I would imagine they do, unless you are wearing tight spandex type pants, ..i have too much butt do i have never tried them but maybe you can check their return policy?


----------



## romanta42005 (Oct 21, 2005)

Originally Posted by *Charmaine* Sorry romanta, I can't say that I've seen jeans that have those. But I've definitely seen pantyhose and girdles with built in pads. Anyway, just wanted to welcome you to MuT! I'm Charmaine from Massachusetts. Thanks for the warm welcome!
Ana


----------



## Amethyst (Oct 21, 2005)

I've heard of this....but you can buy similar jeans that are supposed to have an uplifting effect.

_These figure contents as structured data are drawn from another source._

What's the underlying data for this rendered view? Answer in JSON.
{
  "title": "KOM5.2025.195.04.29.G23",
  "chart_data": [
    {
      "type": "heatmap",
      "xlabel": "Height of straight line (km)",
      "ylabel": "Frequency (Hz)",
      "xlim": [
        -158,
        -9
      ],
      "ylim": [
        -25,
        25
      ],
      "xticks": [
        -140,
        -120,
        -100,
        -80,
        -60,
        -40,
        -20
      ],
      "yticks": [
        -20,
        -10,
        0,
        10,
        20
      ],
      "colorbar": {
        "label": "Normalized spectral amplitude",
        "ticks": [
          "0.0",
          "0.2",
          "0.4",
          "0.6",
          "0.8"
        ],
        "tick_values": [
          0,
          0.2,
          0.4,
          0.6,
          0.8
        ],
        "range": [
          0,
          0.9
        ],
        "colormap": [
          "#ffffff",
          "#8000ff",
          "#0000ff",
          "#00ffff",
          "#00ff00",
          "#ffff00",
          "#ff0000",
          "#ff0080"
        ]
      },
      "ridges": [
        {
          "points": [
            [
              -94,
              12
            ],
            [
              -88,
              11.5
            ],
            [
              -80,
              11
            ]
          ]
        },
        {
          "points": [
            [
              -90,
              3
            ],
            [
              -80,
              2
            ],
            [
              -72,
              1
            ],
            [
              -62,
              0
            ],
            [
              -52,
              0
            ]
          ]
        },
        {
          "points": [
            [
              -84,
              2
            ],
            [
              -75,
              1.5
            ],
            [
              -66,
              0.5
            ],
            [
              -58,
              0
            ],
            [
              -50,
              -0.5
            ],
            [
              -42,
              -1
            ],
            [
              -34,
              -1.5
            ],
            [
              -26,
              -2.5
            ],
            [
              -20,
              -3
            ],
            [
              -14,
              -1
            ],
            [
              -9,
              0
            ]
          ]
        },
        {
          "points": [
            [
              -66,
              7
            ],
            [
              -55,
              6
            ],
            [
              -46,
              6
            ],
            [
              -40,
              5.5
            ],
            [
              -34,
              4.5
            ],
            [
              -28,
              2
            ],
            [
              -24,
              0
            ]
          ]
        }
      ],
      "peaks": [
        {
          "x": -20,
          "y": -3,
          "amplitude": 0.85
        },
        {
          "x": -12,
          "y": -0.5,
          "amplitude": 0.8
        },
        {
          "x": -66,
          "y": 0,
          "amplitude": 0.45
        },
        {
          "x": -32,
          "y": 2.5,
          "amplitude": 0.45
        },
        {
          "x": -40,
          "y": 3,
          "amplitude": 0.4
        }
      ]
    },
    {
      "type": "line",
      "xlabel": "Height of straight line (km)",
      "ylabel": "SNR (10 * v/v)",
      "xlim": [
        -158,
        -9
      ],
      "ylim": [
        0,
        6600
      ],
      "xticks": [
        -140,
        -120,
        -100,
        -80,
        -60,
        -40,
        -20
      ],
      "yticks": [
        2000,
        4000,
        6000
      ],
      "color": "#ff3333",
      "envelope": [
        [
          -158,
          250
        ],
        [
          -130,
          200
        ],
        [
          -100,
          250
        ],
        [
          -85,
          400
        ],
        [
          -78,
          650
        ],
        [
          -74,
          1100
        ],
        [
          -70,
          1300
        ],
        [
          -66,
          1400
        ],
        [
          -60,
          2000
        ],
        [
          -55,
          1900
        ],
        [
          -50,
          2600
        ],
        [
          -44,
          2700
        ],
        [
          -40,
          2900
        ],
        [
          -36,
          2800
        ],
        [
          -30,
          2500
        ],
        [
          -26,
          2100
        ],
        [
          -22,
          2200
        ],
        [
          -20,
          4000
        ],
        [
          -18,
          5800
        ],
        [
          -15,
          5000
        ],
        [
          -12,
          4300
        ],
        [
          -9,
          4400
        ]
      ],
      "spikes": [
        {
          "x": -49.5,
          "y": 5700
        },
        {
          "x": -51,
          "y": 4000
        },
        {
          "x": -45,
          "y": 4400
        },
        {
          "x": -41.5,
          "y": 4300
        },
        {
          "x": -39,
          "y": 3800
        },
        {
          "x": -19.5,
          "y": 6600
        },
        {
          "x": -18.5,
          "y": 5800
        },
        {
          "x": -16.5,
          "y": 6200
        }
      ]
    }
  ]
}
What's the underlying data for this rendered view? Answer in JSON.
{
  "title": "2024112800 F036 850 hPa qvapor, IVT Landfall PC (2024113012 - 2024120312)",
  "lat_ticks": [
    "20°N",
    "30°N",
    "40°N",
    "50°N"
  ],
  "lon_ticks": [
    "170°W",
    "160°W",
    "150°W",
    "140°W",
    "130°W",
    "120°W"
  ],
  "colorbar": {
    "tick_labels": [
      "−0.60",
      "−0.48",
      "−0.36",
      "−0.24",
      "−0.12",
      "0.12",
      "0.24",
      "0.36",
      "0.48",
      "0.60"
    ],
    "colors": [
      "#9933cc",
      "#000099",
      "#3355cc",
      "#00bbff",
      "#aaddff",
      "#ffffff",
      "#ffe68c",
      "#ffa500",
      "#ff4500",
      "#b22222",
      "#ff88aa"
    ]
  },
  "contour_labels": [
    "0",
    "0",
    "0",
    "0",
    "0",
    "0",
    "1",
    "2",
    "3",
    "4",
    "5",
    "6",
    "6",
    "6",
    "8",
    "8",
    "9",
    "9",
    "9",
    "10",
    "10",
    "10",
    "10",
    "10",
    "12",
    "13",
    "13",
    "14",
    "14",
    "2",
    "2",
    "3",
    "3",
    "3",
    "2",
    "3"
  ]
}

Both Newport News catalog and Victoria's Secret have jeans on their line that are supposed to lift the butt. I haven't tried them so I can't say they live up to their claim. But you could always try them and return them if you want. The bad thing is losing the S&amp;H money.


----------



## TheOpenRoad (Nov 9, 2005)

I have also heard of the jeans with the pads in them. It is amazing how generally people with larger bottoms were trying to make them look smaller for years but now it is "in style" to have some "junk in the trunk"...haha.


----------



## babykisses (Nov 12, 2005)

Originally Posted by *romanta42005* I read in a magazine a while back of jeans that have built in butt pads. Does anyone know who makes them and how they look on? LOL...I think this is ridiculous. Who in there right mind would wear butt pads?


----------



## eightthirty (Nov 12, 2005)

Originally Posted by *babykisses* LOL...I think this is ridiculous. Who in there right mind would wear butt pads? People w/out butts!! 
My suggestion...custom tailored jeans. Target. $36.


----------



## cottoncandy (Nov 13, 2005)

never heard of them, and i cant imagine they would look very natural or good for that matter.


----------



## anne7 (Nov 13, 2005)

Yes! I remember they showed a pair of them on VH1 during one of their shows that was talking about big butts.



The brand was Miss Sixty, I believe.


----------



## katrosier (Nov 13, 2005)

that's one cosmetic /beauty contraption thingy that I actually dont need yaaaaaaaay! lol


----------